1. Considerações históricas e teóricas sobre a ordem ambiental internacional

Diferentemente de outras áreas internacionais (e.g. comércio, proliferação nuclear), o regime de meio ambiente é descentralizado e carente uma organização internacional que exerça papel de organizadora de ações[2].  Essa característica confere maior complexidade ao tema e dificulta o real comprometimento por parte dos Estados na formulação e execução de políticas ambientais sistêmicas.

O tema do meio ambiente esteve presente na agenda internacional de forma fragmentada até a década de 1970 do século 20. A Conferência de Estocolmo, ocorrida em 1972, é considerada marco importante no direito ambiental internacional, pois, a partir de então, o tema passa a ser tratado de forma sistêmica e desvinculado de interesses econômicos imediatos.

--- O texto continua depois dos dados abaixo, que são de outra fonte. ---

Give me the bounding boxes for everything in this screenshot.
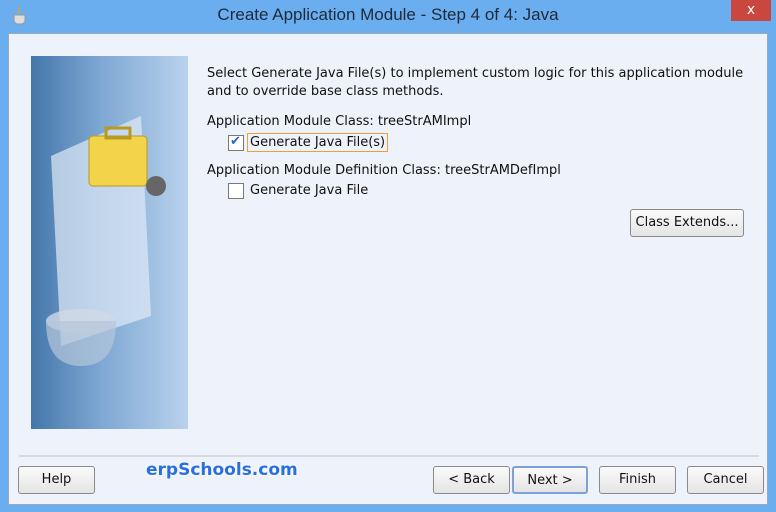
cancel-button[interactable]: Cancel (687, 466, 764, 494)
watermark: erpSchools.com (146, 460, 298, 480)
class-extends-button[interactable]: Class Extends... (630, 209, 744, 237)
back-button[interactable]: < Back (433, 466, 510, 494)
am-class-label: Application Module Class: treeStrAMImpl (207, 114, 472, 129)
am-def-class-label: Application Module Definition Class: tre… (207, 163, 561, 178)
generate-am-java-label[interactable]: Generate Java File(s) (247, 133, 389, 152)
generate-am-def-java-checkbox[interactable] (228, 183, 244, 199)
next-button[interactable]: Next > (512, 466, 588, 494)
wizard-side-image (31, 56, 188, 429)
dialog-body: Select Generate Java File(s) to implemen… (8, 33, 768, 505)
intro-text: Select Generate Java File(s) to implemen… (207, 66, 744, 99)
separator (19, 455, 759, 457)
title-bar[interactable]: Create Application Module - Step 4 of 4:… (0, 0, 776, 33)
help-button[interactable]: Help (18, 466, 95, 494)
generate-am-def-java-label[interactable]: Generate Java File (250, 183, 368, 198)
generate-am-java-checkbox[interactable] (228, 134, 244, 151)
window-title: Create Application Module - Step 4 of 4:… (217, 5, 559, 24)
close-button[interactable]: x (731, 0, 771, 21)
finish-button[interactable]: Finish (599, 466, 676, 494)
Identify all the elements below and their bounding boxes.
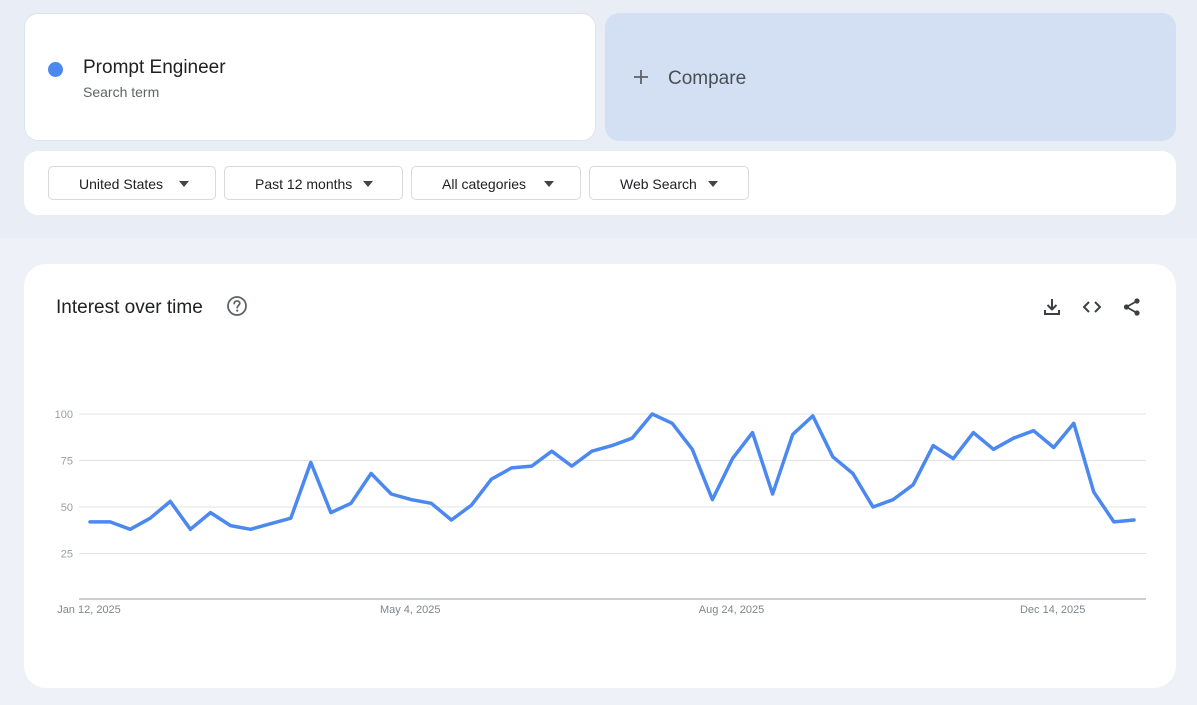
x-tick-label: Aug 24, 2025 [699, 604, 764, 616]
data-point [389, 492, 393, 496]
data-point [891, 498, 895, 502]
series-line [88, 412, 1136, 532]
data-point [690, 447, 694, 451]
data-point [1112, 520, 1116, 524]
data-point [730, 457, 734, 461]
data-point [510, 466, 514, 470]
data-point [650, 412, 654, 416]
x-tick-label: Jan 12, 2025 [57, 604, 121, 616]
data-point [831, 455, 835, 459]
data-point [208, 511, 212, 515]
data-point [249, 527, 253, 531]
data-point [1052, 445, 1056, 449]
data-point [570, 464, 574, 468]
data-point [530, 464, 534, 468]
data-point [1072, 421, 1076, 425]
data-point [751, 431, 755, 435]
data-point [269, 522, 273, 526]
data-point [971, 431, 975, 435]
data-point [771, 492, 775, 496]
data-point [590, 449, 594, 453]
data-point [550, 449, 554, 453]
interest-chart: 25 50 75 100 Jan 12, 2025 May 4, 2025 Aug 24, … [55, 409, 1146, 616]
data-point [188, 527, 192, 531]
data-point [88, 520, 92, 524]
data-point [1092, 490, 1096, 494]
data-point [851, 472, 855, 476]
data-point [128, 527, 132, 531]
data-point [1012, 436, 1016, 440]
data-point [931, 444, 935, 448]
data-point [349, 501, 353, 505]
data-point [329, 511, 333, 515]
data-point [369, 472, 373, 476]
data-point [911, 483, 915, 487]
data-point [409, 498, 413, 502]
data-point [811, 414, 815, 418]
data-point [670, 421, 674, 425]
data-point [1032, 429, 1036, 433]
y-tick-label: 75 [61, 456, 73, 468]
x-tick-label: May 4, 2025 [380, 604, 441, 616]
data-point [168, 499, 172, 503]
data-point [229, 524, 233, 528]
data-point [469, 503, 473, 507]
y-tick-label: 100 [55, 409, 73, 421]
data-point [490, 477, 494, 481]
y-tick-label: 25 [61, 549, 73, 561]
y-tick-label: 50 [61, 502, 73, 514]
data-point [429, 501, 433, 505]
data-point [710, 498, 714, 502]
data-point [610, 444, 614, 448]
data-point [871, 505, 875, 509]
data-point [289, 516, 293, 520]
data-point [951, 457, 955, 461]
data-point [791, 432, 795, 436]
data-point [630, 436, 634, 440]
data-point [148, 516, 152, 520]
data-point [1132, 518, 1136, 522]
x-tick-label: Dec 14, 2025 [1020, 604, 1085, 616]
data-point [991, 447, 995, 451]
data-point [449, 518, 453, 522]
data-point [309, 460, 313, 464]
data-point [108, 520, 112, 524]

A instituição da Comissão Mundial sobre Meio Ambiente e Desenvolvimento, a publicação do Relatório Bruntland e a criação do conceito de desenvolvimento sustentável e realização, no Brasil, da Conferência das Nações Unidas sobre o Desenvolvimento e Meio Ambiente (1992) foram marcos relevantes para consolidação do meio ambiente como tema central da governança internacional.

Em especial a Conferência de 1992, conhecida como Eco 92, Rio 92 ou Cúpula da Terra, resultou em compromissos internacionais importantes, que norteariam desenvolvimentos posteriores na ordem ambiental internacional. Vários importantes documentos resultaram da Rio 92: Declaração do Rio sobre Meio Ambiente e Desenvolvimento, Declaração de Princípios sobre Florestas, Convenção da ONU sobre Mudanças Climáticas, Convenção da ONU sobre Biodiversidade, Convenção da sobre Combate à Desertificação, Agenda 21.

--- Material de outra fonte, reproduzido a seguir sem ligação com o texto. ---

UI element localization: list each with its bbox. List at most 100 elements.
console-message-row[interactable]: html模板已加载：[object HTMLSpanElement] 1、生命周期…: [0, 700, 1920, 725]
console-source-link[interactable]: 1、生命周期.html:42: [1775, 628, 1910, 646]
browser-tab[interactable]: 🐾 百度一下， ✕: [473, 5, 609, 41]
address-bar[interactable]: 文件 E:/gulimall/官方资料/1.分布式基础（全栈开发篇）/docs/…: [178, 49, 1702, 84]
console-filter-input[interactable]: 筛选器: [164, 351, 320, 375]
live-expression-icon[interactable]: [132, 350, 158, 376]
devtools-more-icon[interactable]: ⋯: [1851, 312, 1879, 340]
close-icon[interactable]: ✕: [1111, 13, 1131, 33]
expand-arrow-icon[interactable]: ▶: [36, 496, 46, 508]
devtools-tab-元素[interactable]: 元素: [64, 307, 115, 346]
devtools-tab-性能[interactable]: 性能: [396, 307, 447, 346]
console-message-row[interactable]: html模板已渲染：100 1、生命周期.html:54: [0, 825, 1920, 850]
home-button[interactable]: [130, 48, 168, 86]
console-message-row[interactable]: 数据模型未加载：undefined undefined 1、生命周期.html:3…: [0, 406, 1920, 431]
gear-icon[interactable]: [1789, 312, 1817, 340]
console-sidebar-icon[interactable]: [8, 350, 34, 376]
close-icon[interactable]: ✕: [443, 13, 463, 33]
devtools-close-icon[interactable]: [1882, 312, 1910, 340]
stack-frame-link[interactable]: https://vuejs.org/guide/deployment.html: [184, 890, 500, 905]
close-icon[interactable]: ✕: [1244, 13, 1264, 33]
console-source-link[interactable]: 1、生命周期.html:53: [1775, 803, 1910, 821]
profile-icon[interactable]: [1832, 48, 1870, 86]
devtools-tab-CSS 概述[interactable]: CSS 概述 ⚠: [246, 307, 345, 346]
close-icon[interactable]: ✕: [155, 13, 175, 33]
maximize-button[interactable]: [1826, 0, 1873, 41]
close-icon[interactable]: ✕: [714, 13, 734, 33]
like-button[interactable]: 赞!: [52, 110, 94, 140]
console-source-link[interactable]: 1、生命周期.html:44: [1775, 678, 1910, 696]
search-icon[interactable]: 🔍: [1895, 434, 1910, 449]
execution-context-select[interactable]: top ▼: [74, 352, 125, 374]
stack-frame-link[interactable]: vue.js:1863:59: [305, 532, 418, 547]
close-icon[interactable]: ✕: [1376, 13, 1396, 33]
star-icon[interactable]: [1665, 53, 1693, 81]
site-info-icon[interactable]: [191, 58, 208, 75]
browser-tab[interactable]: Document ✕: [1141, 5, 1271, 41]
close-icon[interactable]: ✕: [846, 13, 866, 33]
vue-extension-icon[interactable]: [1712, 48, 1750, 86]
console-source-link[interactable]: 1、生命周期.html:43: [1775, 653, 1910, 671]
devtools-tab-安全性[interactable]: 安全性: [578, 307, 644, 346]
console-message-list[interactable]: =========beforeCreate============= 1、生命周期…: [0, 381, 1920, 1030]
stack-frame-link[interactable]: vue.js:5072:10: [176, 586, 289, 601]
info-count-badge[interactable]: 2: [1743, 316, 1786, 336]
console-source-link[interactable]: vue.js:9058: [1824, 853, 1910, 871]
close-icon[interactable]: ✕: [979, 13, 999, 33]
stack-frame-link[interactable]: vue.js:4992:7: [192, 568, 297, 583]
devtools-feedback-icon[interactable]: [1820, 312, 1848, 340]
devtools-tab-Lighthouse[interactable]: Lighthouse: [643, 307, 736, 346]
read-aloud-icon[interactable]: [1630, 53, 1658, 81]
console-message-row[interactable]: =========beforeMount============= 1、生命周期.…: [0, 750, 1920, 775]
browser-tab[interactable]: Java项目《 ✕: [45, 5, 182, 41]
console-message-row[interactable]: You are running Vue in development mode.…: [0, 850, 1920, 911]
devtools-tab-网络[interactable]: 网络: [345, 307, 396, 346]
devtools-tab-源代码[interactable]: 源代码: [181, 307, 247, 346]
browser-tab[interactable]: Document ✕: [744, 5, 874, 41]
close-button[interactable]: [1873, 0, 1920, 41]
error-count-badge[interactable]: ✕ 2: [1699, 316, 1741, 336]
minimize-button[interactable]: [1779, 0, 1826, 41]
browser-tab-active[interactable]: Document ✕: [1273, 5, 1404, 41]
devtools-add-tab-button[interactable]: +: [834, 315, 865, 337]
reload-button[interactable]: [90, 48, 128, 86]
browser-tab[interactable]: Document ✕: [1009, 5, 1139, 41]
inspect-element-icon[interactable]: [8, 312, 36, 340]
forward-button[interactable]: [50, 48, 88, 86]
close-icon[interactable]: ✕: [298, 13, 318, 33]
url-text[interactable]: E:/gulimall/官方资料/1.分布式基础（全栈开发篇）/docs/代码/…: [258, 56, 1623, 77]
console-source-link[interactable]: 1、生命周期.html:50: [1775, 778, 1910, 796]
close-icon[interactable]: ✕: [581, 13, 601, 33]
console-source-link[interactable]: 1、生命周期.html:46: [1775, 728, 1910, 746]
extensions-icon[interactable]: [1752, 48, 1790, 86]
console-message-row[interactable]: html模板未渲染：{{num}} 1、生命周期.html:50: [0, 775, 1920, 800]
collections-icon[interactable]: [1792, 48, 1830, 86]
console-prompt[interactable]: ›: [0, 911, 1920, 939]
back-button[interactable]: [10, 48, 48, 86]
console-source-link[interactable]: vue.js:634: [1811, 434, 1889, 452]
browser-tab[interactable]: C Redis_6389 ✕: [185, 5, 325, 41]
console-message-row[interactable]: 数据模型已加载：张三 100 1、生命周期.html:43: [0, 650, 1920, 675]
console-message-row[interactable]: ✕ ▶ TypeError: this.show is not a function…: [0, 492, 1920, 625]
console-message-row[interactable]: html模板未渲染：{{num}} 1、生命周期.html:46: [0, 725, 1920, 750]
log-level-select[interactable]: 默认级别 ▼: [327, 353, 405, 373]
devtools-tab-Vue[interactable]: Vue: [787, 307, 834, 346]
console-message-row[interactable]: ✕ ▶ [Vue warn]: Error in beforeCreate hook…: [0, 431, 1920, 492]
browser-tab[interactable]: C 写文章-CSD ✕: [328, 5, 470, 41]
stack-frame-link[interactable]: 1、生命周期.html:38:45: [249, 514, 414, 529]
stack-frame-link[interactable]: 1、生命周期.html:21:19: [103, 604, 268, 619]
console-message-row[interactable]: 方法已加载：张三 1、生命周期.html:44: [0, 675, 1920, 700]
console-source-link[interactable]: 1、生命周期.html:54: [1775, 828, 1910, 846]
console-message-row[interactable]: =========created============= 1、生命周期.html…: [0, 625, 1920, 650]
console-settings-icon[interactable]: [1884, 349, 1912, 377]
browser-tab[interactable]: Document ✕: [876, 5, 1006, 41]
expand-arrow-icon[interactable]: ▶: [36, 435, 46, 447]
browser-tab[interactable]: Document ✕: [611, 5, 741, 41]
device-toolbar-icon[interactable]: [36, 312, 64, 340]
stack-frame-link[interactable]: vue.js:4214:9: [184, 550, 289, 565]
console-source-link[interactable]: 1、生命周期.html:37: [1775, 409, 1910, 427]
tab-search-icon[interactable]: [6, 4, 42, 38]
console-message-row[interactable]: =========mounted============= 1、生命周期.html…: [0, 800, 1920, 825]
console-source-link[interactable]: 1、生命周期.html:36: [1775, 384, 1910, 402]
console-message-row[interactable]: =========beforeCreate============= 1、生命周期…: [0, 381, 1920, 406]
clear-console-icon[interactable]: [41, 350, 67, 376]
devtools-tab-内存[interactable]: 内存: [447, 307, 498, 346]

A dinâmica da ordem internacional ambiental foi fortemente determinada pelos resultados da Rio 92. A consolidação dos temas centrais da agenda ambiental, a conciliação entre a dimensão econômica e ambiental, a ampla participação de Estados, o diálogo com a sociedade civil, a relevância iniciativas de conscientização são aspectos que foram delineados na Conferência e que caracterizarão os desenvolvimentos posteriores da ordem internacional.

As conferências das partes (COP) da Convenção sobre Mudanças Climáticas, que qualificada como convenção-quadro, são eventos periódicos de alta relevância, em razão da centralidade do tema climático na agenda ambiental. O Protocolo de Quioto e o Acordo de Paris, que contêm compromissos acerca da redução nacional de emissões de gases de efeito estufa, decorrem diretamente da Convenção da ONU.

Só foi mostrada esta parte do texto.